Широкая лента асфальта, бегущая под машину, спускалась к невидимой Волге, далеко впереди, за пестрыми кварталами домов, теснящихся по сторонам зеленого проспекта, в голубоватой дымке угадывались возводимые корпуса химического комбината. Панорама города и стройки всегда радовала Гребенщикова, как радует человека сад, взращенный своими руками. Семь лет назад, когда он принял трест, не было ни проспекта, ни панельных домов, а на этом месте лепились старые, военных лет бараки. И проживало в городе в то время тысяч пятьдесят, а нынче — втрое больше, и добрая половина из них — строители…
Гребенщиков повернул наружу треугольное стекло и, поймав лицом ветерок, полузакрыл глаза, наслаждаясь покоем. Павел Павлович примерно с год уже стал чувствовать усталость. Внешне это было незаметно. Он все так же работал с утра и до позднего вечера, а уезжая домой, неизменно прихватывал с собой пачку документов, все так же энергично проводил оперативки, давая кому следует «разгон», с неутомимостью мотался по огромной, многосложной стройке, и когда осматривал объект, по-прежнему удивлял еле поспевавших за ним подчиненных. И все-таки он начал сдавать…

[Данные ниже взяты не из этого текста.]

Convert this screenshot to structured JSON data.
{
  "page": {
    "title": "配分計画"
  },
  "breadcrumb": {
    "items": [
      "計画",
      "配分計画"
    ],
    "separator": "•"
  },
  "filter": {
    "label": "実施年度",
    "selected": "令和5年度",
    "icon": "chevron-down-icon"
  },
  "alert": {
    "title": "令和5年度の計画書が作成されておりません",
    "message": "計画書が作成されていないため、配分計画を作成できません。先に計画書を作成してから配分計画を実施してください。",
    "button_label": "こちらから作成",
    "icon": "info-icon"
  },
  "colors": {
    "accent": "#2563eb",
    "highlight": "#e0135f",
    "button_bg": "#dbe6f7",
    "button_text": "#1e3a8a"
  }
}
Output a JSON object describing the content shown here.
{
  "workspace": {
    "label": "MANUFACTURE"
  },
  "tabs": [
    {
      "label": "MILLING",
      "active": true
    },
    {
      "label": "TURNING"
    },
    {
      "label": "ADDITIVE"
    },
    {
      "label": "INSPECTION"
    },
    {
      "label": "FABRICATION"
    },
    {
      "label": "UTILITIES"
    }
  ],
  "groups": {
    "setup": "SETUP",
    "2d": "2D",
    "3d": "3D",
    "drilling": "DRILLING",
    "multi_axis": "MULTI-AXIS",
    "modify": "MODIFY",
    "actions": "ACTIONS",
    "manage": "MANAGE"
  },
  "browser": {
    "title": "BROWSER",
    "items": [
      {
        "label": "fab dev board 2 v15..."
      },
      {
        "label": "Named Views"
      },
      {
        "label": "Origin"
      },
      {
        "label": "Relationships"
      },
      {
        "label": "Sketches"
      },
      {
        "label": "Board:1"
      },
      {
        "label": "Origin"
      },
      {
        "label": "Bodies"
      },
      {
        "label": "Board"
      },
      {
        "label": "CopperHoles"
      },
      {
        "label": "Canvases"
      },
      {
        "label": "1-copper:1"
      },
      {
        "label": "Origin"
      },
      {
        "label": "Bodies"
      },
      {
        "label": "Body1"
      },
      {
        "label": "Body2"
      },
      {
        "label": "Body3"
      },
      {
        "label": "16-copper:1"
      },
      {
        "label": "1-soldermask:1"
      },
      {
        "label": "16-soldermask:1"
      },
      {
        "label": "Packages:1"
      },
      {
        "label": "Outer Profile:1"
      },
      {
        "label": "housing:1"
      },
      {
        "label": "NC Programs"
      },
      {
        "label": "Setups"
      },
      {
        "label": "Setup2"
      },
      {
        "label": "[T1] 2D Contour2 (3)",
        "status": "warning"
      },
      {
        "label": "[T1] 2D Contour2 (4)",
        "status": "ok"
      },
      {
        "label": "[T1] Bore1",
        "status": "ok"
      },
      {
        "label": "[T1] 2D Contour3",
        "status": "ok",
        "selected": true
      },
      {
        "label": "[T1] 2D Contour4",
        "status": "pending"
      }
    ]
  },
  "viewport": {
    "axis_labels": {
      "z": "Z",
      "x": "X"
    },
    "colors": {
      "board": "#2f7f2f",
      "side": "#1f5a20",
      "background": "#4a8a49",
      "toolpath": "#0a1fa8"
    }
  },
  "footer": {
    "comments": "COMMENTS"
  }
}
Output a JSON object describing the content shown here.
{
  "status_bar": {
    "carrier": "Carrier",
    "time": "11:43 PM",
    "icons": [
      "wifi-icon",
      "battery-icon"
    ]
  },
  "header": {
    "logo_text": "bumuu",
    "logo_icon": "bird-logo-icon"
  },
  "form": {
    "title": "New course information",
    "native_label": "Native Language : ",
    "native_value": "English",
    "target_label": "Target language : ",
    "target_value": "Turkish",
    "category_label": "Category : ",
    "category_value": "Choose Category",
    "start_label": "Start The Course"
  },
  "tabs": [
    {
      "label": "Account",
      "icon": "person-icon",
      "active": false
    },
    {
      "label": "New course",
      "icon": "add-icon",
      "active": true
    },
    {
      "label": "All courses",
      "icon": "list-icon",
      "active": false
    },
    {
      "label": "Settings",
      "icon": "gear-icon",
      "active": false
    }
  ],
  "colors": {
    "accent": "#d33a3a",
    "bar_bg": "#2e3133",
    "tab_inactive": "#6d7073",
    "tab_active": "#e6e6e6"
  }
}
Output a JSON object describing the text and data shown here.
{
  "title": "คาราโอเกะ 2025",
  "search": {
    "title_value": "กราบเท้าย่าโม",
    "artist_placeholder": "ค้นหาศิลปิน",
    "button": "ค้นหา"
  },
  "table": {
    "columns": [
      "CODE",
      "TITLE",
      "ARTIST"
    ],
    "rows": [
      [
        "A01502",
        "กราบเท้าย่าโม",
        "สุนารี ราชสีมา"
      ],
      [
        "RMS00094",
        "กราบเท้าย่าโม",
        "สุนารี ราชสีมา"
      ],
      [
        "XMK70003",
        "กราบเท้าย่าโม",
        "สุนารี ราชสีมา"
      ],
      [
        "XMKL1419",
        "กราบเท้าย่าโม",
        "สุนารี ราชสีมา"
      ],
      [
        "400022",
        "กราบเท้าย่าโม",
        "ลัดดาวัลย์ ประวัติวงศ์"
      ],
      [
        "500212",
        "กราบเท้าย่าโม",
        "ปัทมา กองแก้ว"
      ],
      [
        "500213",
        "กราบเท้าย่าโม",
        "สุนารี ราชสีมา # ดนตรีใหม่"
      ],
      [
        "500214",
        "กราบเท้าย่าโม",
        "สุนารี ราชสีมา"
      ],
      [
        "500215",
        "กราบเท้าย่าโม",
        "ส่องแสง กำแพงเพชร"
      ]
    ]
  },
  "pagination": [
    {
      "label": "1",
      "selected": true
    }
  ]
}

Первые признаки усталости он ощутил прошлой осенью, не на работе, как ни странно, а когда приехал в Ялту. До этого он не бывал на юге, отпуск вместо с семьей проводил в родной Иванихе, на пасеке у отца, старого уральского партизана. Часами, до жаркого пота, махал звенящей косой, по вечерам копнил свежее сено, и запах его напоминал о детстве, рыбачил с внуком на тихой, тенистой Ветлуге, бродил на заре по мокрым лугам, подстерегая дичь и радостно бахая из двустволки, пил с отцом золотистую медовуху — и отдыха другого не мыслил для себя. Но в позапрошлом году отец внезапно умер, и этой смертью погасило всю прелесть Иванихи. Тогда-то и надумал он поехать на юг, просто так, из любопытства, и поехал один, без семьи. Юг оказался совсем иным, чем представлялся по рассказам и фильмам, и роскошь приморской природы, неохватные просторы каждый раз меняющего краски моря, истинно южное богатство местного базара и весело-шумная пестрота многолюдной набережной ошеломили его. И когда, сойдясь с компанией такого же масштаба руководителей, как сам, он окунулся в эту вольную южную жизнь с ее купаньями, загоранием, игрой в преферанс в тени парусинового тента и застольными разговорами в гремевшем музыкой ресторане, то неожиданно понял, как устал от работы и как хорошо, оказывается, отключившись от своих ответственных забот, не думать и не вспоминать о них. Эту прелесть беззаботности он испытал впервые и понял, что усталость, от которой он уезжал в Иваниху, была лишь усталостью тела, потому что и там, на сенокосе или рыбалке, он думал непрестанно — не мог не думать — о своих строительных делах и планах, и что настоящая усталость дала себя знать только сейчас, словно рычажок, многие годы настраивавший все его помыслы на работу, вдруг отказал.